How is it that a function from $m \times m + 1 \to m$ is the same as a function from $m \times m \to m$ and another $1 \to m$?

Question

I got this assertion from the book "Category Theory for Programmer", but I think it is just a set-theory interpretation. So, the idea is the following, consider a set $m$ with $\times$ as the Cartesian product and $+$ as the disjoint union. Also, take $1:=\{a\}$ as a singleton set.

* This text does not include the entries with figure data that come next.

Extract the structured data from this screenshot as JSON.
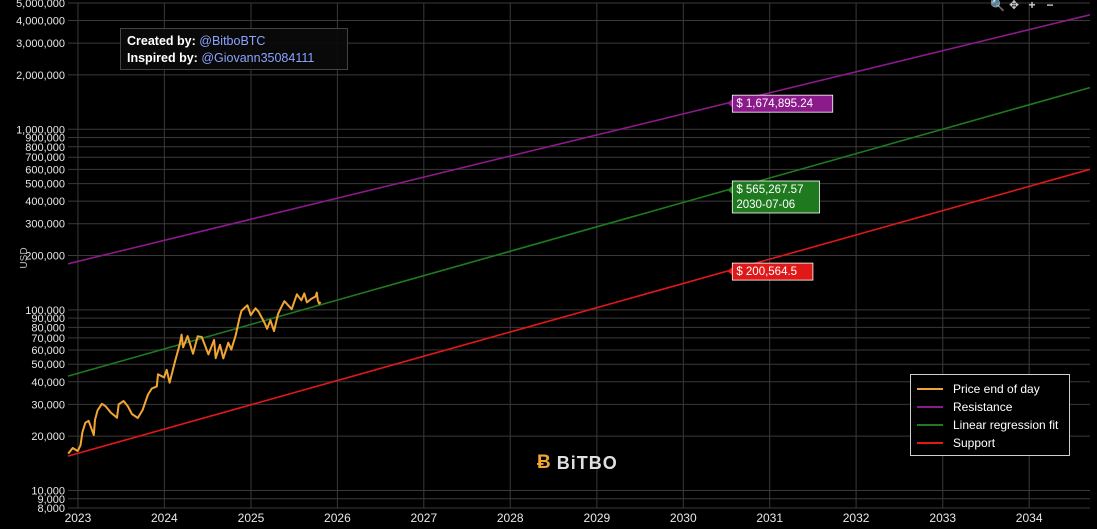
{
  "toolbar": {
    "zoom_icon": "zoom-icon",
    "pan_icon": "pan-icon",
    "zoom_in_icon": "zoom-in-icon",
    "zoom_out_icon": "zoom-out-icon",
    "zoom_label": "🔍",
    "pan_label": "✥",
    "in_label": "+",
    "out_label": "−"
  },
  "credits": {
    "created_label": "Created by:",
    "created_value": "@BitboBTC",
    "inspired_label": "Inspired by:",
    "inspired_value": "@Giovann35084111"
  },
  "logo": {
    "text": "BiTBO",
    "mark": "Ƀ"
  },
  "colors": {
    "price": "#f2a533",
    "resistance": "#8b1a8b",
    "regression": "#1f7a1f",
    "support": "#e01818",
    "grid": "#3a3a3a"
  },
  "chart_data": {
    "type": "line",
    "title": "",
    "xlabel": "",
    "ylabel": "USD",
    "y_scale": "log",
    "ylim": [
      8000,
      5000000
    ],
    "xlim": [
      "2022-11-20",
      "2034-09-15"
    ],
    "grid": true,
    "legend_position": "bottom-right",
    "x_ticks": [
      "2023",
      "2024",
      "2025",
      "2026",
      "2027",
      "2028",
      "2029",
      "2030",
      "2031",
      "2032",
      "2033",
      "2034"
    ],
    "y_ticks": [
      "8,000",
      "9,000",
      "10,000",
      "20,000",
      "30,000",
      "40,000",
      "50,000",
      "60,000",
      "70,000",
      "80,000",
      "90,000",
      "100,000",
      "200,000",
      "300,000",
      "400,000",
      "500,000",
      "600,000",
      "700,000",
      "800,000",
      "900,000",
      "1,000,000",
      "2,000,000",
      "3,000,000",
      "4,000,000",
      "5,000,000"
    ],
    "series": [
      {
        "name": "Price end of day",
        "color": "#f2a533",
        "points": [
          [
            "2022-11-21",
            16000
          ],
          [
            "2022-12-10",
            17200
          ],
          [
            "2022-12-31",
            16550
          ],
          [
            "2023-01-12",
            17800
          ],
          [
            "2023-01-20",
            21000
          ],
          [
            "2023-02-01",
            23700
          ],
          [
            "2023-02-15",
            24300
          ],
          [
            "2023-03-09",
            20300
          ],
          [
            "2023-03-14",
            24600
          ],
          [
            "2023-03-25",
            27800
          ],
          [
            "2023-04-12",
            30200
          ],
          [
            "2023-04-28",
            29300
          ],
          [
            "2023-05-20",
            27000
          ],
          [
            "2023-06-15",
            25300
          ],
          [
            "2023-06-22",
            30000
          ],
          [
            "2023-07-13",
            31300
          ],
          [
            "2023-07-31",
            29200
          ],
          [
            "2023-08-17",
            26500
          ],
          [
            "2023-09-11",
            25200
          ],
          [
            "2023-10-01",
            27900
          ],
          [
            "2023-10-24",
            34000
          ],
          [
            "2023-11-09",
            36700
          ],
          [
            "2023-11-30",
            37700
          ],
          [
            "2023-12-05",
            44000
          ],
          [
            "2023-12-31",
            42300
          ],
          [
            "2024-01-11",
            46600
          ],
          [
            "2024-01-23",
            39500
          ],
          [
            "2024-02-15",
            51800
          ],
          [
            "2024-03-05",
            63700
          ],
          [
            "2024-03-14",
            73000
          ],
          [
            "2024-03-20",
            62000
          ],
          [
            "2024-04-08",
            71600
          ],
          [
            "2024-05-01",
            57200
          ],
          [
            "2024-05-21",
            71400
          ],
          [
            "2024-06-07",
            70800
          ],
          [
            "2024-07-05",
            56700
          ],
          [
            "2024-07-29",
            68200
          ],
          [
            "2024-08-05",
            54000
          ],
          [
            "2024-08-23",
            64100
          ],
          [
            "2024-09-06",
            53900
          ],
          [
            "2024-09-27",
            65800
          ],
          [
            "2024-10-10",
            60300
          ],
          [
            "2024-10-29",
            72700
          ],
          [
            "2024-11-12",
            88700
          ],
          [
            "2024-11-22",
            98900
          ],
          [
            "2024-12-17",
            106000
          ],
          [
            "2024-12-31",
            93400
          ],
          [
            "2025-01-20",
            102000
          ],
          [
            "2025-02-02",
            97700
          ],
          [
            "2025-02-27",
            84700
          ],
          [
            "2025-03-10",
            78600
          ],
          [
            "2025-03-24",
            87500
          ],
          [
            "2025-04-08",
            76300
          ],
          [
            "2025-04-25",
            94700
          ],
          [
            "2025-05-08",
            103000
          ],
          [
            "2025-05-22",
            111700
          ],
          [
            "2025-06-22",
            100900
          ],
          [
            "2025-07-14",
            121900
          ],
          [
            "2025-08-02",
            113000
          ],
          [
            "2025-08-14",
            123300
          ],
          [
            "2025-08-25",
            110100
          ],
          [
            "2025-09-14",
            115400
          ],
          [
            "2025-10-01",
            118600
          ],
          [
            "2025-10-06",
            124700
          ],
          [
            "2025-10-10",
            113000
          ],
          [
            "2025-10-16",
            108200
          ],
          [
            "2025-10-22",
            110500
          ]
        ]
      },
      {
        "name": "Resistance",
        "color": "#8b1a8b",
        "points": [
          [
            "2022-11-20",
            180000
          ],
          [
            "2034-09-15",
            4300000
          ]
        ]
      },
      {
        "name": "Linear regression fit",
        "color": "#1f7a1f",
        "points": [
          [
            "2022-11-20",
            43000
          ],
          [
            "2034-09-15",
            1700000
          ]
        ]
      },
      {
        "name": "Support",
        "color": "#e01818",
        "points": [
          [
            "2022-11-20",
            15500
          ],
          [
            "2034-09-15",
            600000
          ]
        ]
      }
    ],
    "annotations": [
      {
        "series": "Resistance",
        "date": "2030-07-06",
        "label": "$ 1,674,895.24",
        "bg": "#8b1a8b"
      },
      {
        "series": "Linear regression fit",
        "date": "2030-07-06",
        "label": "$ 565,267.57",
        "sublabel": "2030-07-06",
        "bg": "#1f7a1f"
      },
      {
        "series": "Support",
        "date": "2030-07-06",
        "label": "$ 200,564.5",
        "bg": "#e01818"
      }
    ]
  }
}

Now, the book claims that a function $f\colon m \times m + 1 \to m$ is the same as defining two functions, one $\mu\colon m \times m \to m$ and another $\eta\colon 1 \to m$.

This might seem silly, but I haven't been able to figure out why this is the case... From what I understand: $$ m \times m + 1 := \{(x, a) \mid x \in m, a \in 1 \} $$ Hence, a function $f\colon m\times m +1 \to m$ would be pretty much the same as a function from $m \times m \to m$... What am I missing?

Answer 1

The set $m \times m + 1$ defined in this manner is not the set in your question, but rather the set $$m \times m + 1 = \{\,(x,y) \mid x, y\in m\,\} \sqcup \{a\}\text{ .}$$

What the authors are noting is that the restriction of $f$ to $m \times m$ is $f\rvert_{m \times m} = \mu$, and the restriction of $f$ to $1$ is $f\rvert_1 = \eta$, so that $f = \mu \sqcup \eta$.

Answer 2

Isn't it just because $$f(x) = \begin{cases} \mu(x), & x \in m\times m\\ \eta(x), & x \in 1 \end{cases}$$ since $m\times m$ and $a$ are disjoint?

Said differently, $\left.f\right|_{m\times m} = \mu$ and $\left.f\right|_{1} = \eta$.

Answer 3

Just to add to the already present and good answers with some more background details :

This is the universal property of the sum/disjoint union, i.e. when defining $+$ (also sometimes denoted $\coprod$), we have an isomorphism $Hom(\coprod_iX_i,Y)\simeq \prod_i Hom(X_i,Y)$, hence specifying a map $\coprod_iX_i \to Y$ is the same as specifying a sequence of maps $f_i:X_i\to Y$. In your example this translates to, as others have pointed out, giving a map $m\times m \to m$ and a map $1\to m$.